Ancak biz, 15 Temmuz sonrası, Türkiye’nin attığı adımlar konusunda AB’nin endişelerinin (!) arkasındaki gerçekleri biliyoruz.
Türkiye’de FETÖ gibi paralel devlet yapılanmalarının temizlenmesi ve PKK terörünün “sivil” ayaklarıyla mücadele, mülteci sorununun Almanya’nın istediği -dayatmaya çalıştığı- gibi çözümlenmemesi, AB’de müzakereleri dondururuz, hatta ekonomik ambargoya gideriz seslerinin yükselmesine neden oldu.
AB “liderliği”
Öncelikle bu tehdit kokan açıklamalarının AB’nin şu anki boyunu aştığını söyleyelim. Burada özellikle üzerinde durmamız gereken AB’nin, tam şu sıra “sınırları” neden böyle zorlamaya başladığıdır.
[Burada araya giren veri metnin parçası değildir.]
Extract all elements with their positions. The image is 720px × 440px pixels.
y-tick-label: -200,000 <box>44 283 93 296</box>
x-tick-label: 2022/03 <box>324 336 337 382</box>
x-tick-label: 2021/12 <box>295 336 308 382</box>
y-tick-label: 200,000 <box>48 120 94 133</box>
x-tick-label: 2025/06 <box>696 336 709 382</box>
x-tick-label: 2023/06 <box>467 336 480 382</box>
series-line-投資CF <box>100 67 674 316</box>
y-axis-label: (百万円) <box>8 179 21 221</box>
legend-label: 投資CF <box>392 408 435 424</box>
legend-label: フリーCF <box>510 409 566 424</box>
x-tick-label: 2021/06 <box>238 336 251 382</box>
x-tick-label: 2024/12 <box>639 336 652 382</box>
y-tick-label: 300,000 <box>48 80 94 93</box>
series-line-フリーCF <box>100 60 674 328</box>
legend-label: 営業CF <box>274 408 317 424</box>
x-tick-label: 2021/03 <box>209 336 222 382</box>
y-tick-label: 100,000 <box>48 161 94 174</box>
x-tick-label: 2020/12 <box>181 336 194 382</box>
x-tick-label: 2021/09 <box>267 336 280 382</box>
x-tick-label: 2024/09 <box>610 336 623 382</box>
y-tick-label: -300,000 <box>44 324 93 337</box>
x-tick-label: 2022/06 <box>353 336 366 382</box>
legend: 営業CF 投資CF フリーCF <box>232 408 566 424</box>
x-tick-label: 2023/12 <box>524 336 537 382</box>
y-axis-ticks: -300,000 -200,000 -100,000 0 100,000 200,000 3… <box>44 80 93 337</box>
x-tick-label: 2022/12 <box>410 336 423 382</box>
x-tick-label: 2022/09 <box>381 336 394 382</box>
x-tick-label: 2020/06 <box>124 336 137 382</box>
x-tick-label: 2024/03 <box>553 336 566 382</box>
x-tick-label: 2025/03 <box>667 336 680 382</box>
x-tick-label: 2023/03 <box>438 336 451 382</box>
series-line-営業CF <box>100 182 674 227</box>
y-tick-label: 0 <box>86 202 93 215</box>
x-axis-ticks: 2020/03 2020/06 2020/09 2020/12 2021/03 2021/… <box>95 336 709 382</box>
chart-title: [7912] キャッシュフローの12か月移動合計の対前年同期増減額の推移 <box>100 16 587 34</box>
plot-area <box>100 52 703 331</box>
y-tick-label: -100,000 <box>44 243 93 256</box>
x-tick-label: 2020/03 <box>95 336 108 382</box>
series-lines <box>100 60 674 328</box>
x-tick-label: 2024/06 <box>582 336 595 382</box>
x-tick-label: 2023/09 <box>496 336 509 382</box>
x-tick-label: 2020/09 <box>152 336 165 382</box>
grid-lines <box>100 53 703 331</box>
“Tarihsel olarak AB içerisinde iki liderlik modeli gelişti. Avrupa Komisyonu, ilk modeli sunmaktadır. Bu durum, Avrupa entegrasyonunun başlangıcında (1950’li yıllar) ve en çok Jacques Delors başkanlığı döneminde (1980’li yıllar) olmuştur. Keza bu dönemde AB içinde ortak pazar doğmuş ve tek para birimine geçiş süreci başlamıştır.” İkinci liderlik modeli ise Fransa-Almanya liderliğidir. Bu model, Fransa’nın siyasi, Almanya’nın ekonomik liderliği üzerine oturmuştu. Bugün bu iki model de geçerli değil, AB tek devlet tarafından yönetiliyor: Almanya...” (Romanova, Le Monde Diplomatique, Ekim 2106). Bu tespiti şöyle de doğrulayabiliriz; AB’nin ekonomik başkenti AB Merkez Bankası’nın da olduğu Frankfurt’tur. Siyasi başkent de, hemen Almanya-Fransa sınırındaki Fransız kenti Strasbourg’dur. Ancak bu ikili liderlik, doksanlı yılların hemen başında Almanya’nın Doğu Almanya’yı içine almasıyla çözülmeye başladı ve ortak para birimi euro’nun da yeni yüzyılın başında doğmasıyla fiili olarak dağıldı. Almanya hem siyasi hem de ekonomik liderliği ele geçirdi. Doksanlı yıllarda Doğu Avrupa’daki iç savaşlar, Yugoslavya’nın parçalanması esasında AB’nin parçalanması ve AB entegrasyonun ve bu entegrasyona bağlı genişlemenin fiili olarak bitmesidir.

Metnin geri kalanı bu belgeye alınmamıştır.